Data Analysis and Interpretation Gets a Boost with Virtual Reality

vr data analysis


Facebook and other tech giants stand to gain a lot by taking advantage of virtual reality. With this technology they can take online socializing to a whole new level. The implications of the growing presence of VR is going to launch the etch industry to a region far beyond the new breed of chat rooms. A lot of discussions have been had on how virtual reality can affect the way we visualize data in general and naturally includes big data.

Visualization is a very big part of big data projects. While simple charts such as bar charts and pie charts do their job or providing headline figures, today’s Big data projects require a far more granular method of presentation if they are going to tell the full picture.
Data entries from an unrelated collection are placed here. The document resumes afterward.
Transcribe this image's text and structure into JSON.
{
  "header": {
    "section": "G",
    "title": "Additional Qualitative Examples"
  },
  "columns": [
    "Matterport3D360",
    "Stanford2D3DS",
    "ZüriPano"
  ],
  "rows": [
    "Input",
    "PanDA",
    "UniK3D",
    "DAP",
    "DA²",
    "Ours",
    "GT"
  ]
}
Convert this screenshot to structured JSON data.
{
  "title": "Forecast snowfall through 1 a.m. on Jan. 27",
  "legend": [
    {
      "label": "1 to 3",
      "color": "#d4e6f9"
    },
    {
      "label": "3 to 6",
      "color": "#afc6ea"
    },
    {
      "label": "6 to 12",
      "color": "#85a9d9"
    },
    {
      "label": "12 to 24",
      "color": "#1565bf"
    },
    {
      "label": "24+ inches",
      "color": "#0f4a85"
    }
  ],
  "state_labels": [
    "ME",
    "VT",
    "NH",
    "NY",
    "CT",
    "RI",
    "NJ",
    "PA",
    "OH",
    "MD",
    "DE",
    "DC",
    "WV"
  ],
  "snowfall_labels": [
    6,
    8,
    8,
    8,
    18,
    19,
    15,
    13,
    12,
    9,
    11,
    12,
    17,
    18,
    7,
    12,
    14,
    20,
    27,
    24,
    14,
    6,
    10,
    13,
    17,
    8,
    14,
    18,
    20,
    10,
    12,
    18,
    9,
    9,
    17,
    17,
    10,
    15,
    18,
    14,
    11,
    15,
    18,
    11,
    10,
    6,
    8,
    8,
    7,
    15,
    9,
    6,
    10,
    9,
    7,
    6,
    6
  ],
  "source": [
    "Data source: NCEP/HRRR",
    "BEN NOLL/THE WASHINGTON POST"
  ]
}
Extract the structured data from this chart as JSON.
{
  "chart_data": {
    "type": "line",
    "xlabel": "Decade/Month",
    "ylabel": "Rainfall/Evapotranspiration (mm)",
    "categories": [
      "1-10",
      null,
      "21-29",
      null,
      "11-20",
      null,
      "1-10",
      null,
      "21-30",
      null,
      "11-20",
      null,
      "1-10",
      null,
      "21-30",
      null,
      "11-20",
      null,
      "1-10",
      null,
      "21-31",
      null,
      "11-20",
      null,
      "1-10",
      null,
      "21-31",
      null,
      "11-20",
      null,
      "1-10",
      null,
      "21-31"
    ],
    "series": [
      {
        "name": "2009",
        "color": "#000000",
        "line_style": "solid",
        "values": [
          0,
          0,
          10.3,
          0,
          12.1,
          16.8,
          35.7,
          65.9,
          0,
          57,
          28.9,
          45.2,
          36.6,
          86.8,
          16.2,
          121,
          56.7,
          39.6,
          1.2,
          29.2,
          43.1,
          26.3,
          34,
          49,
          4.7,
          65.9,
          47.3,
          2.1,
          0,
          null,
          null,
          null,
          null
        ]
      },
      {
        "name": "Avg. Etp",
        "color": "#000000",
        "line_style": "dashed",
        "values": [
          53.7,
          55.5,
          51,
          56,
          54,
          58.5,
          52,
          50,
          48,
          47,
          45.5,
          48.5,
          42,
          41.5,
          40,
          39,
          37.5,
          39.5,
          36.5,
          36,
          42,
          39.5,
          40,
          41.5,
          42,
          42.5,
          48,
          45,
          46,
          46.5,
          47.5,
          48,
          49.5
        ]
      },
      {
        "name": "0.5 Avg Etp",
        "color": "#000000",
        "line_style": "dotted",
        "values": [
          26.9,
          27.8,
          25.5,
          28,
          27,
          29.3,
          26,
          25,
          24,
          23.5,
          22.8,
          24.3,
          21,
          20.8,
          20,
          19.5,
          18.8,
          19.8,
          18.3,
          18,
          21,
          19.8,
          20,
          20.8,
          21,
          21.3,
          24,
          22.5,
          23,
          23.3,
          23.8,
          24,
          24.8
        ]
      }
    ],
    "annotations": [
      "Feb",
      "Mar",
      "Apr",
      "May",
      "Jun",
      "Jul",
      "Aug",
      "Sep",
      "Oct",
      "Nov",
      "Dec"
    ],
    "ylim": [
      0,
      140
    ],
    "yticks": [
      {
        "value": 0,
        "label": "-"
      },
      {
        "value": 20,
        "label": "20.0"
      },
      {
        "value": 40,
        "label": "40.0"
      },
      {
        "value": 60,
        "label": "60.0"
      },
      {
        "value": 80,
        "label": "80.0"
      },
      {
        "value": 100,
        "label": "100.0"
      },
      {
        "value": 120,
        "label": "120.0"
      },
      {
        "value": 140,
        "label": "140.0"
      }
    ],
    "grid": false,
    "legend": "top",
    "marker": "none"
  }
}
It must be relatively easier for the viewer to identify and pinpoint correlations between the vast amounts of data points which are often performed in real time.

Data Analysis with the Human Eye

There are obvious inherent restrictions to the amount of data that can be absorbed through the human eye from a flat computer screen. We are limited to processing a very small amount of information per second when reading text from a screen according to SAS software architect Michael D Thomas. This is where many people are of the opinion that virtual reality can step in. by immersing the user in a digitally rendered space with a 360 degree view, it should be possible to greatly increase and improve the bandwidth of data to our brains.


A New Method of Data Analysis

This idea, however, is not new, Virtual reality has been around for a while but it is very expensive. Several years ago, Goodyear engineers worked with VR expert Dr. Robert Maples to develop a complete simulation of its racing tires based on its historical data. This simulation allowed the effects of every minor change and variable to be modeled and viewed in real time VR. The aim was to answer the question, why are we losing races and the visualization let them get answers in a very short time. This is an excellent example of how to increase data bandwidth leading to much faster insights.

The fact remains that the display interface we currently use to absorb data visually is outdated and is in need of an overhaul. Screens have reduced in size and weight but they are essentially the same technology as decades ago. While input, processing and storage capabilities have evolved rapidly across several generations of computing architecture, the screen has not.

All of this is changing now with the emergence of affordable VR hardware. Two years ago, Google open sourced the designs for its cardboard VR headset and this allowed anyone who knew how to, to effectively start using the technology for free. And just a month ago, the first wave of consumer headsets hit the shelves. This emergence has spurred the advancement of a growing ecosystem with some already coming out geared for data exploration, mining and experimentation. With VR, we can now have faster and more accurate interpretation of data which is set to be algorithmically processed together with business data.